The syntax for the method printData, tells the compiler, that this method can accept zero or more arguments. So all the calls like below are valid.
obj.printData(1);
obj.printData(1,2);
obj.printData(1,2,3);

The variable number of parameters (varargs) must be at last while defining a method with varargs.

There must be only one vararg parameter in method definition.

Some Points to Remember
1. The variable number of parameters (varargs) must be at last while defining a method with varargs.
Example
class VarargsEx{
public void printData(int ... a, float f1){
System.out.println("Parameters are " + a.length);
for(int i=0; i < a.length; i++)
System.out.print(a[i] + " ");
System.out.println();
}
}

When you try to compile the above program, compiler will generates error like below

VarargsEx.java:3: error: ')' expected
public void printData(int ... a, float f1){
^
VarargsEx.java:3: error: ';' expected
public void printData(int ... a, float f1){
^
2 errors

valid method definition is
public void printData(float f1, int ... a)

2. There must be only one vararg parameter in method definition.
Example
class VarargsEx{
public void printData(int ... a1, int ... a2){
}
}

When you try to compile the above code, compiler throws error like below
VarargsEx.java:3: error: ')' expected
public void printData(int ... a1, int ... a2){
^

VarargsEx.java:3: error: <identifier> expected
public void printData(int ... a1, int ... a2){
^

VarargsEx.java:3: error: <identifier> expected
public void printData(int ... a1, int ... a2){
^
3 errors

 

Overloading Methods
Methods within a class can have the same name if they have different parameter lists.

For Example
int sum(int a, int b);
int sum(int a, int b, int c);

Both methods have the same name sum, and parameters are different.
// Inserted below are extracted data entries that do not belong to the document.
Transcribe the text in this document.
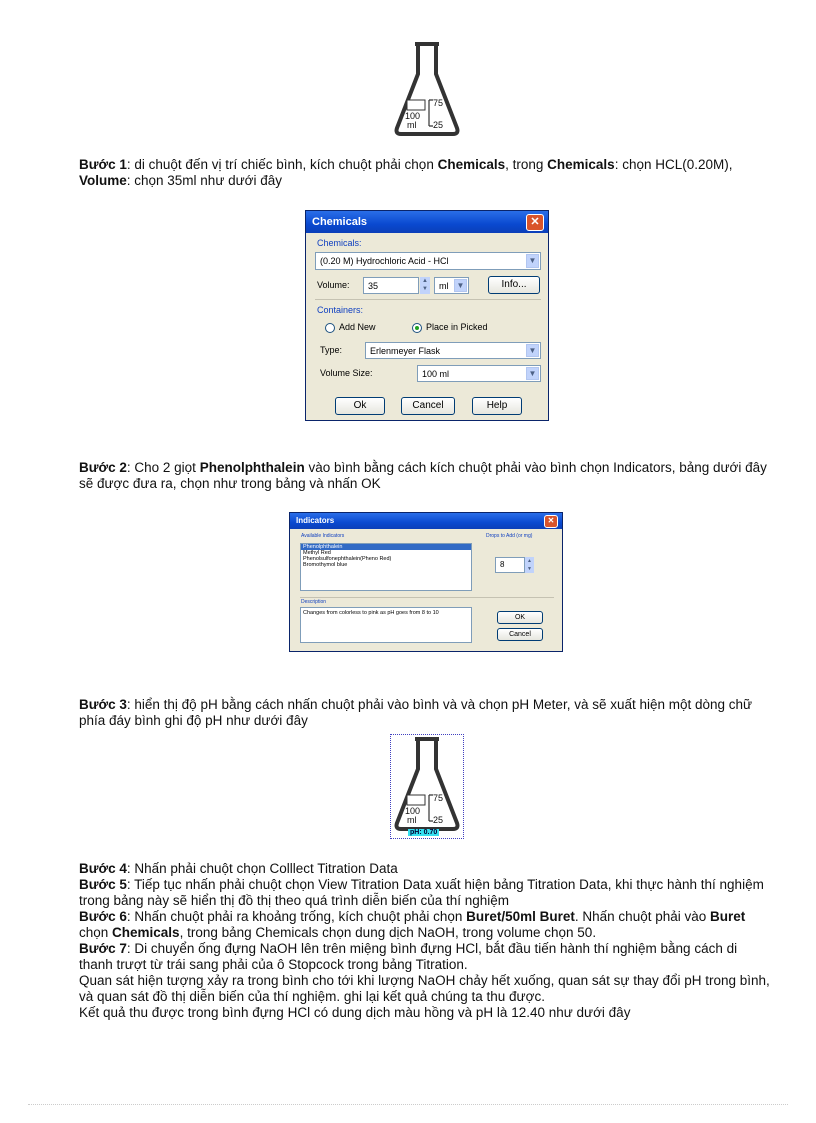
75
25
100
ml
Bước 1: di chuột đến vị trí chiếc bình, kích chuột phải chọn Chemicals, trong Chemicals: chọn HCL(0.20M), Volume: chọn 35ml như dưới đây
Chemicals	✕
Chemicals:
(0.20 M) Hydrochloric Acid - HCl	▼
Volume:	35	▲
▼	ml	▼	Info...
Containers:
Add New	Place in Picked
Type:	Erlenmeyer Flask	▼
Volume Size:	100 ml	▼
Ok	Cancel	Help
Bước 2: Cho 2 giọt Phenolphthalein vào bình bằng cách kích chuột phải vào bình chọn Indicators, bảng dưới đây sẽ được đưa ra, chọn như trong bảng và nhấn OK
Indicators	✕
Available Indicators
Phenolphthalein
Methyl Red
Phenolsulfonephthalein(Pheno Red)
Bromothymol blue
Drops to Add (or mg)
8	▲
▼
Description
Changes from colorless to pink as pH goes from 8 to 10
OK
Cancel
Bước 3: hiển thị độ pH bằng cách nhấn chuột phải vào bình và và chọn pH Meter, và sẽ xuất hiện một dòng chữ phía đáy bình ghi độ pH như dưới đây
75
25
100
ml
pH: 0.70
Bước 4: Nhấn phải chuột chọn Colllect Titration Data
Bước 5: Tiếp tục nhấn phải chuột chọn View Titration Data xuất hiện bảng Titration Data, khi thực hành thí nghiệm trong bảng này sẽ hiển thị đồ thị theo quá trình diễn biến của thí nghiệm
Bước 6: Nhấn chuột phải ra khoảng trống, kích chuột phải chọn Buret/50ml Buret. Nhấn chuột phải vào Buret chọn Chemicals, trong bảng Chemicals chọn dung dịch NaOH, trong volume chọn 50.
Bước 7: Di chuyển ống đựng NaOH lên trên miệng bình đựng HCl, bắt đầu tiến hành thí nghiệm bằng cách di thanh trượt từ trái sang phải của ô Stopcock trong bảng Titration.
Quan sát hiện tượng xảy ra trong bình cho tới khi lượng NaOH chảy hết xuống, quan sát sự thay đổi pH trong bình, và quan sát đồ thị diễn biến của thí nghiệm. ghi lại kết quả chúng ta thu được.
Kết quả thu được trong bình đựng HCl có dung dịch màu hồng và pH là 12.40 như dưới đây
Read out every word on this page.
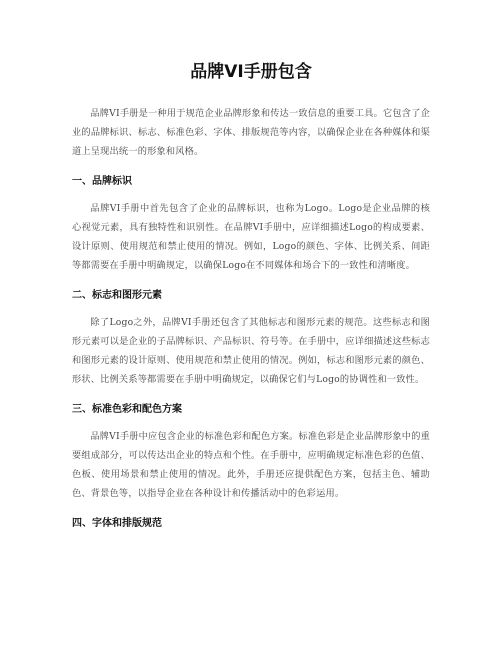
品牌VI手册包含

品牌VI手册是一种用于规范企业品牌形象和传达一致信息的重要工具。它包含了企业的品牌标识、标志、标准色彩、字体、排版规范等内容，以确保企业在各种媒体和渠道上呈现出统一的形象和风格。

一、品牌标识

品牌VI手册中首先包含了企业的品牌标识，也称为Logo。Logo是企业品牌的核心视觉元素，具有独特性和识别性。在品牌VI手册中，应详细描述Logo的构成要素、设计原则、使用规范和禁止使用的情况。例如，Logo的颜色、字体、比例关系、间距等都需要在手册中明确规定，以确保Logo在不同媒体和场合下的一致性和清晰度。

二、标志和图形元素

除了Logo之外，品牌VI手册还包含了其他标志和图形元素的规范。这些标志和图形元素可以是企业的子品牌标识、产品标识、符号等。在手册中，应详细描述这些标志和图形元素的设计原则、使用规范和禁止使用的情况。例如，标志和图形元素的颜色、形状、比例关系等都需要在手册中明确规定，以确保它们与Logo的协调性和一致性。

三、标准色彩和配色方案

品牌VI手册中应包含企业的标准色彩和配色方案。标准色彩是企业品牌形象中的重要组成部分，可以传达出企业的特点和个性。在手册中，应明确规定标准色彩的色值、色板、使用场景和禁止使用的情况。此外，手册还应提供配色方案，包括主色、辅助色、背景色等，以指导企业在各种设计和传播活动中的色彩运用。

四、字体和排版规范
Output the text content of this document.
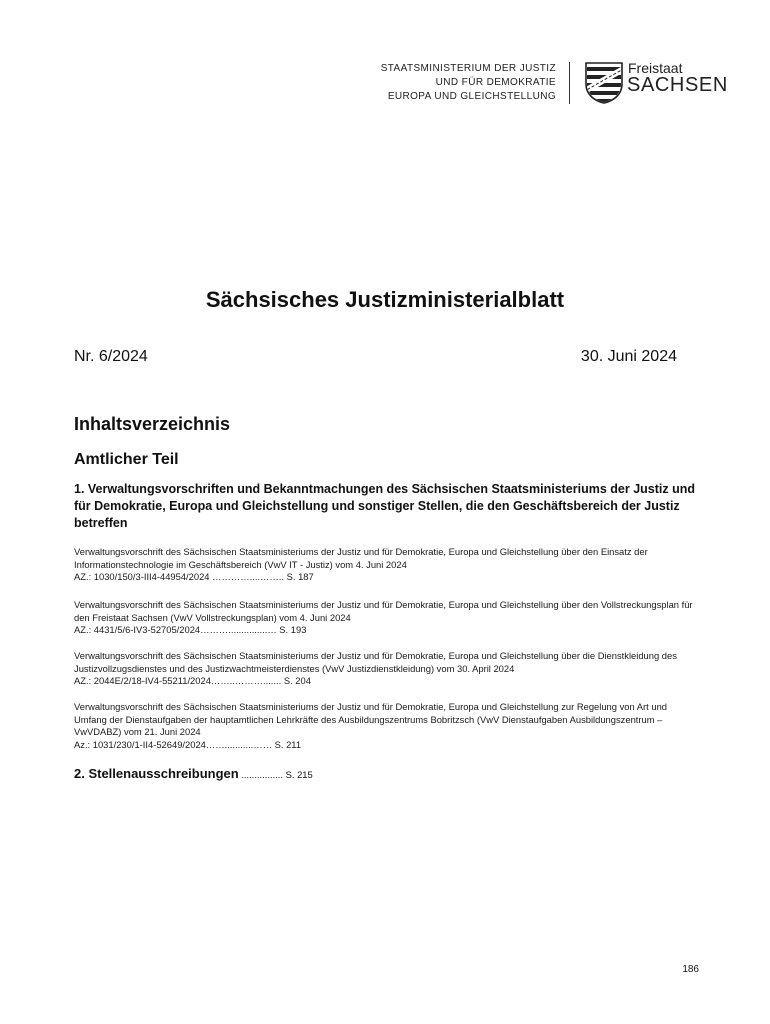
STAATSMINISTERIUM DER JUSTIZ
UND FÜR DEMOKRATIE
EUROPA UND GLEICHSTELLUNG
Freistaat
SACHSEN
Sächsisches Justizministerialblatt
Nr. 6/2024	30. Juni 2024
Inhaltsverzeichnis
Amtlicher Teil

1. Verwaltungsvorschriften und Bekanntmachungen des Sächsischen Staatsministeriums der Justiz und für Demokratie, Europa und Gleichstellung und sonstiger Stellen, die den Geschäftsbereich der Justiz betreffen

Verwaltungsvorschrift des Sächsischen Staatsministeriums der Justiz und für Demokratie, Europa und Gleichstellung über den Einsatz der Informationstechnologie im Geschäftsbereich (VwV IT - Justiz) vom 4. Juni 2024
AZ.: 1030/150/3-III4-44954/2024 …………....…….. S. 187
Verwaltungsvorschrift des Sächsischen Staatsministeriums der Justiz und für Demokratie, Europa und Gleichstellung über den Vollstreckungsplan für den Freistaat Sachsen (VwV Vollstreckungsplan) vom 4. Juni 2024
AZ.: 4431/5/6-IV3-52705/2024………...............… S. 193
Verwaltungsvorschrift des Sächsischen Staatsministeriums der Justiz und für Demokratie, Europa und Gleichstellung über die Dienstkleidung des Justizvollzugsdienstes und des Justizwachtmeisterdienstes (VwV Justizdienstkleidung) vom 30. April 2024
AZ.: 2044E/2/18-IV4-55211/2024……..………....... S. 204
Verwaltungsvorschrift des Sächsischen Staatsministeriums der Justiz und für Demokratie, Europa und Gleichstellung zur Regelung von Art und Umfang der Dienstaufgaben der hauptamtlichen Lehrkräfte des Ausbildungszentrums Bobritzsch (VwV Dienstaufgaben Ausbildungszentrum – VwVDABZ) vom 21. Juni 2024
Az.: 1031/230/1-II4-52649/2024……...........…… S. 211
2. Stellenausschreibungen ................ S. 215
186
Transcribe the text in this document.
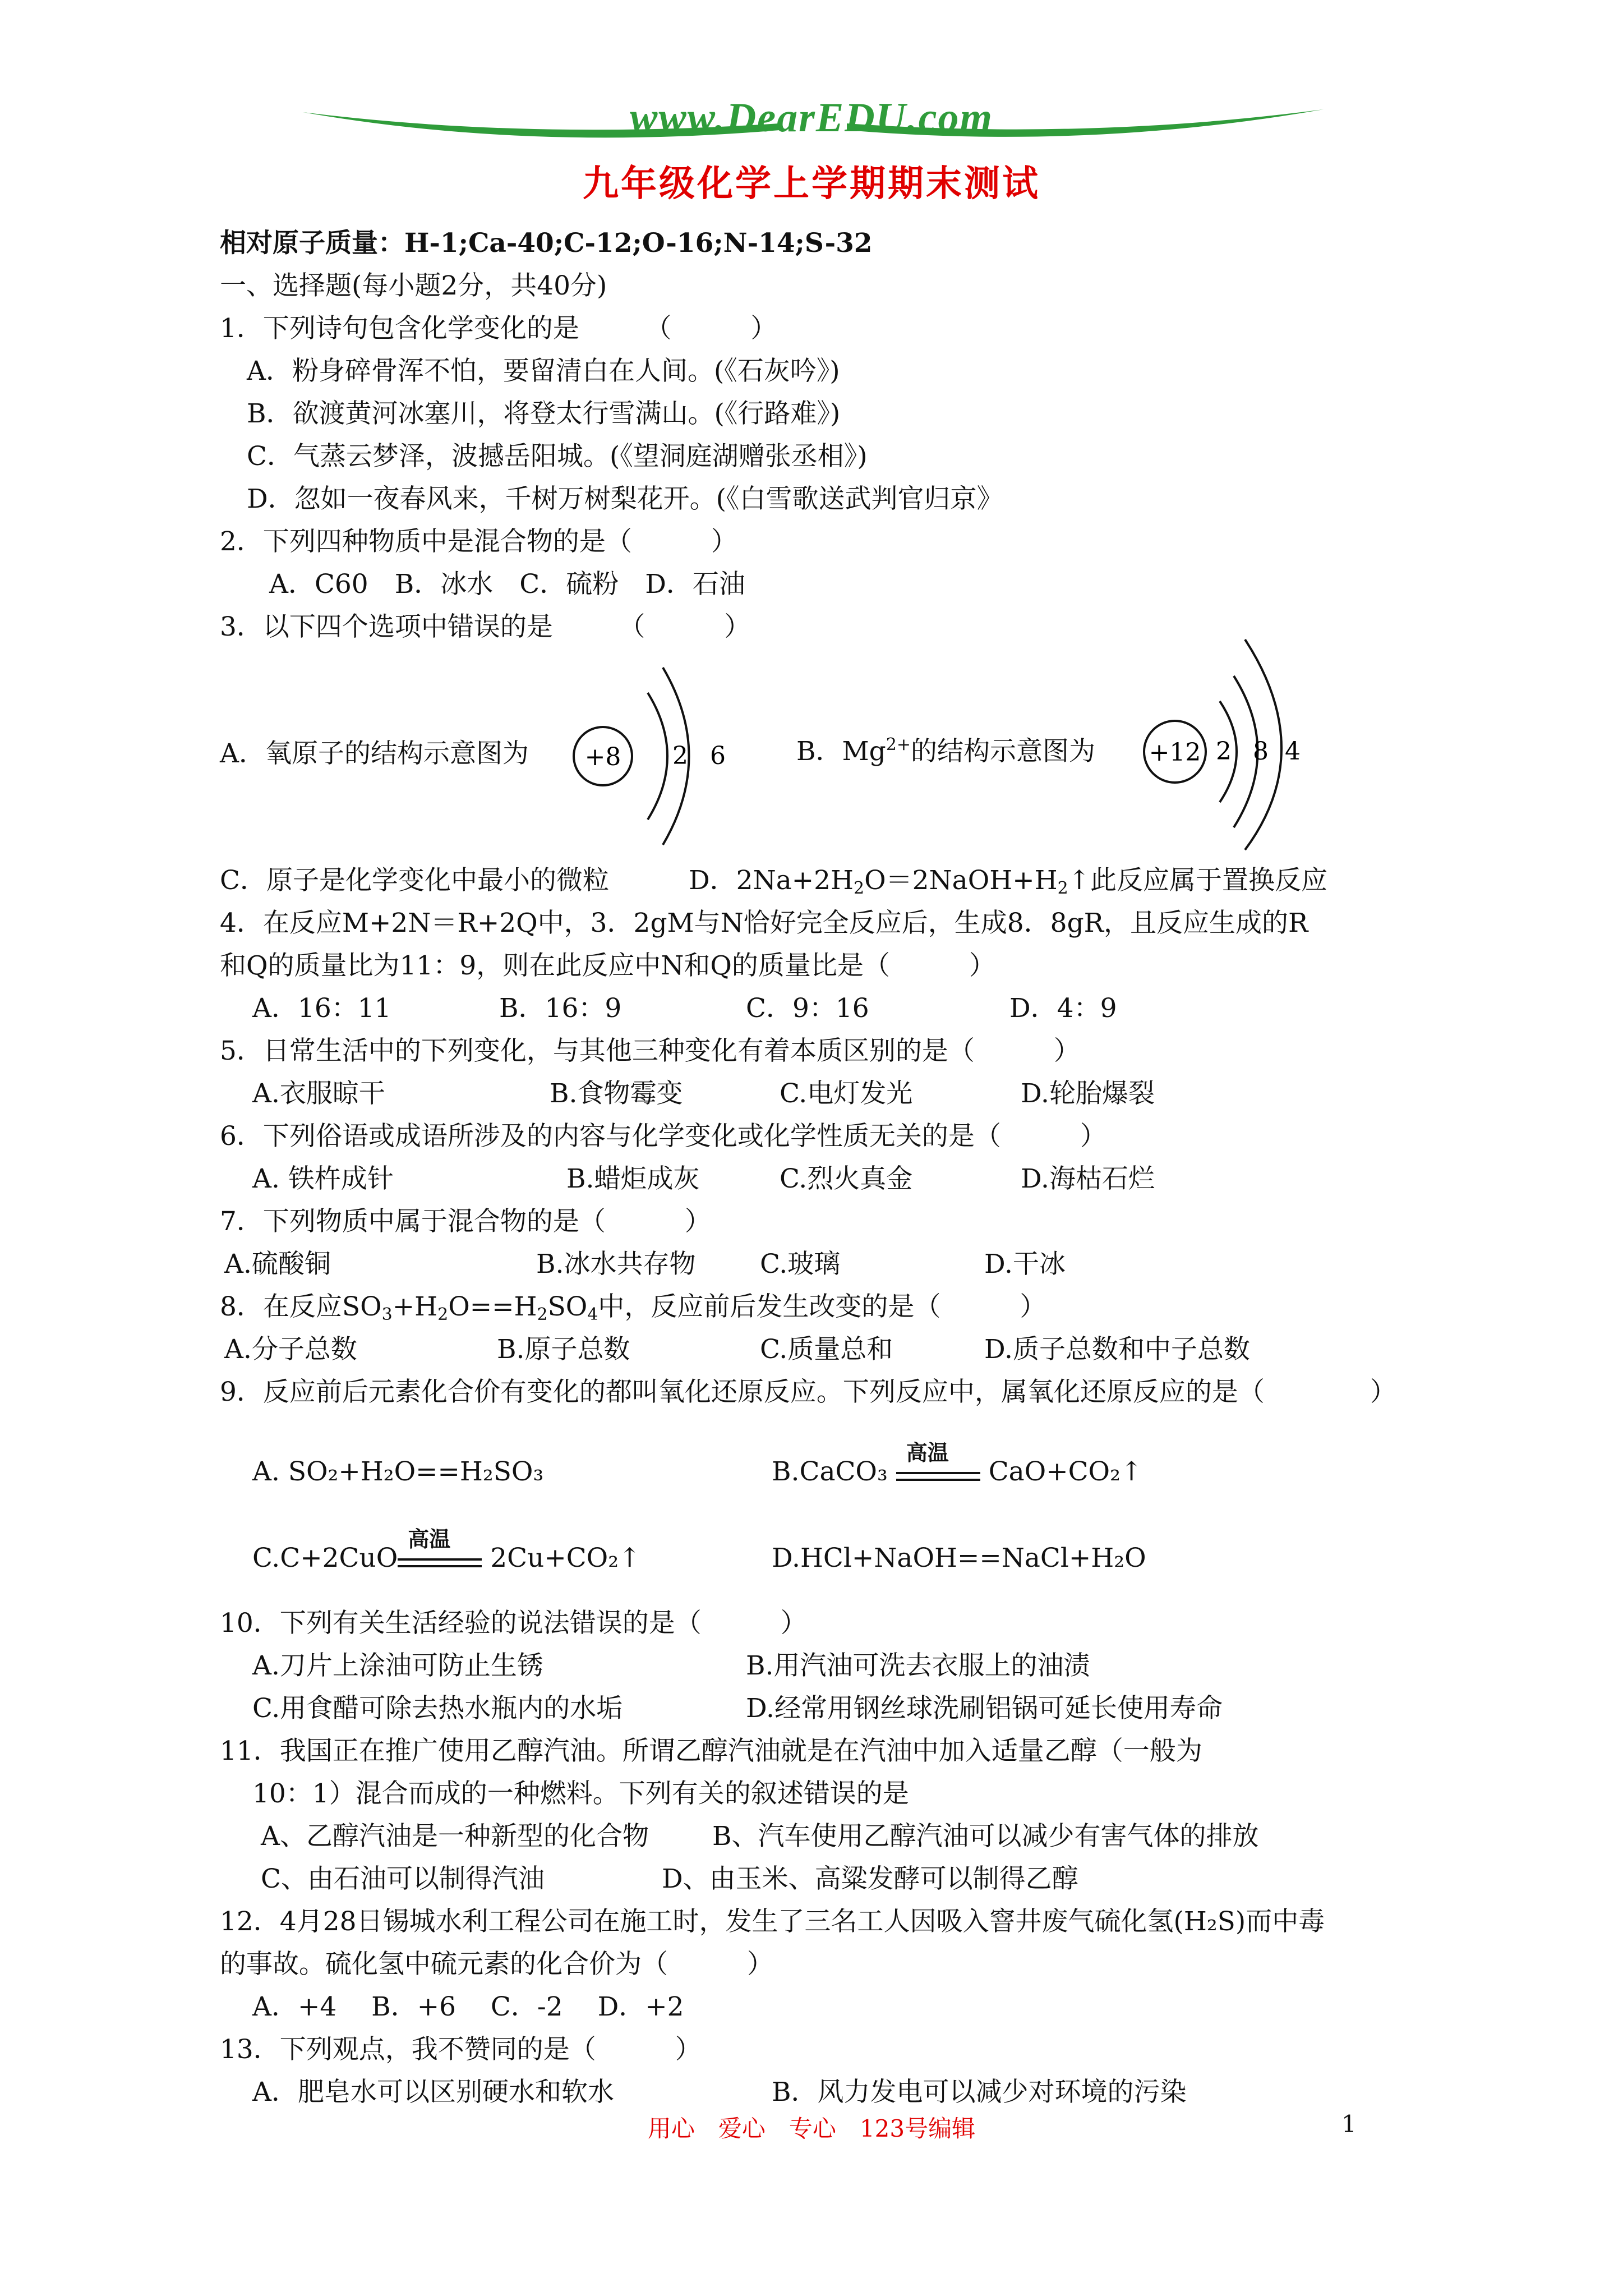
www.DearEDU.com
九年级化学上学期期末测试
相对原子质量：H-1;Ca-40;C-12;O-16;N-14;S-32
一、选择题(每小题2分，共40分)
1．下列诗句包含化学变化的是　　　（　　　）
A．粉身碎骨浑不怕，要留清白在人间。(《石灰吟》)
B．欲渡黄河冰塞川，将登太行雪满山。(《行路难》)
C．气蒸云梦泽，波撼岳阳城。(《望洞庭湖赠张丞相》)
D．忽如一夜春风来，千树万树梨花开。(《白雪歌送武判官归京》
2．下列四种物质中是混合物的是（　　　）
A．C60　B．冰水　C．硫粉　D．石油
3．以下四个选项中错误的是　　　（　　　）
A．氧原子的结构示意图为 +8 2 6	B．$Mg^{2+}$的结构示意图为 +12 2 8 4
C．原子是化学变化中最小的微粒	D．$2Na+2H_2O=2NaOH+H_2↑$此反应属于置换反应
4．在反应M+2N＝R+2Q中，3．2gM与N恰好完全反应后，生成8．8gR，且反应生成的R
和Q的质量比为11：9，则在此反应中N和Q的质量比是（　　　）
A．16：11	B．16：9	C．9：16	D．4：9
5．日常生活中的下列变化，与其他三种变化有着本质区别的是（　　　）
A.衣服晾干	B.食物霉变	C.电灯发光	D.轮胎爆裂
6．下列俗语或成语所涉及的内容与化学变化或化学性质无关的是（　　　）
A. 铁杵成针	B.蜡炬成灰	C.烈火真金	D.海枯石烂
7．下列物质中属于混合物的是（　　　）
A.硫酸铜	B.冰水共存物 C.玻璃	D.干冰
8．在反应$SO_3+H_2O==H_2SO_4$中，反应前后发生改变的是（　　　）
A.分子总数	B.原子总数	C.质量总和	D.质子总数和中子总数
9．反应前后元素化合价有变化的都叫氧化还原反应。下列反应中，属氧化还原反应的是（　　　　）
A. SO₂+H₂O==H₂SO₃	B.CaCO₃
高温
CaO+CO₂↑
C.C+2CuO
高温
2Cu+CO₂↑	D.HCl+NaOH==NaCl+H₂O
10．下列有关生活经验的说法错误的是（　　　）
A.刀片上涂油可防止生锈	B.用汽油可洗去衣服上的油渍
C.用食醋可除去热水瓶内的水垢	D.经常用钢丝球洗刷铝锅可延长使用寿命
11．我国正在推广使用乙醇汽油。所谓乙醇汽油就是在汽油中加入适量乙醇（一般为
10：1）混合而成的一种燃料。下列有关的叙述错误的是
A、乙醇汽油是一种新型的化合物 B、汽车使用乙醇汽油可以减少有害气体的排放
C、由石油可以制得汽油	D、由玉米、高粱发酵可以制得乙醇
12．4月28日锡城水利工程公司在施工时，发生了三名工人因吸入窨井废气硫化氢(H₂S)而中毒
的事故。硫化氢中硫元素的化合价为（　　　）
A．+4　 B．+6　 C．-2　 D．+2
13．下列观点，我不赞同的是（　　　）
A．肥皂水可以区别硬水和软水	B．风力发电可以减少对环境的污染
用心　爱心　专心　123号编辑	1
Overloading methods is differentiated by the number and type of arguments passed to the method.

The return type is not sufficient to differentiate two overload methods

Example
class OverloadEx{
void print(String s){
System.out.println("I am String " + s);
}

void print(int a){
System.out.println("I am integer " + a);
}

void print(float f){
System.out.println("I am float " + f);
}

public static void main(String args[]){
OverloadEx obj = new OverloadEx();
obj.print("HI");
obj.print(9);
obj.print(10.01f);
}
}

Output
I am String HI
I am integer 9
I am float 10.01

Class OverloadEx, overloaded the method print.

Some points to remember
1. The return type is not sufficient to differentiate two overloaded methods.
When you try to differentiate two methods with the return type, then you will get compile time error like “Method is already defined”.
class OverloadEx{
String print(int s){
System.out.println("I am integer " + s);
}

void print(int a){
System.out.println("I am integer " + a);
}
}

When you try to compile you will get the below error
OverloadEx.java:7: error: method print(int) is already defined in class OverloadEx
void print(int a){
^
1 error

2. By default a decimal number considered to be an integer
class OverloadEx{
void print(int s){
System.out.println("I am integer " + s);
}

void print(byte a){
System.out.println("I am byte " + a);
}

void print(short a){
System.out.println("I am short " + a);
}

void print(long a){
System.out.println("I am long " + a);
}

public static void main(String args[]){
OverloadEx obj = new OverloadEx();
obj.print(10);
}
}

Output
I am integer 10

Above program overloads method print, with 4 parameters byte, short, int and long. Program calls the print() with value 10. By default numbers consider to be primitive. So print with int argument will be called.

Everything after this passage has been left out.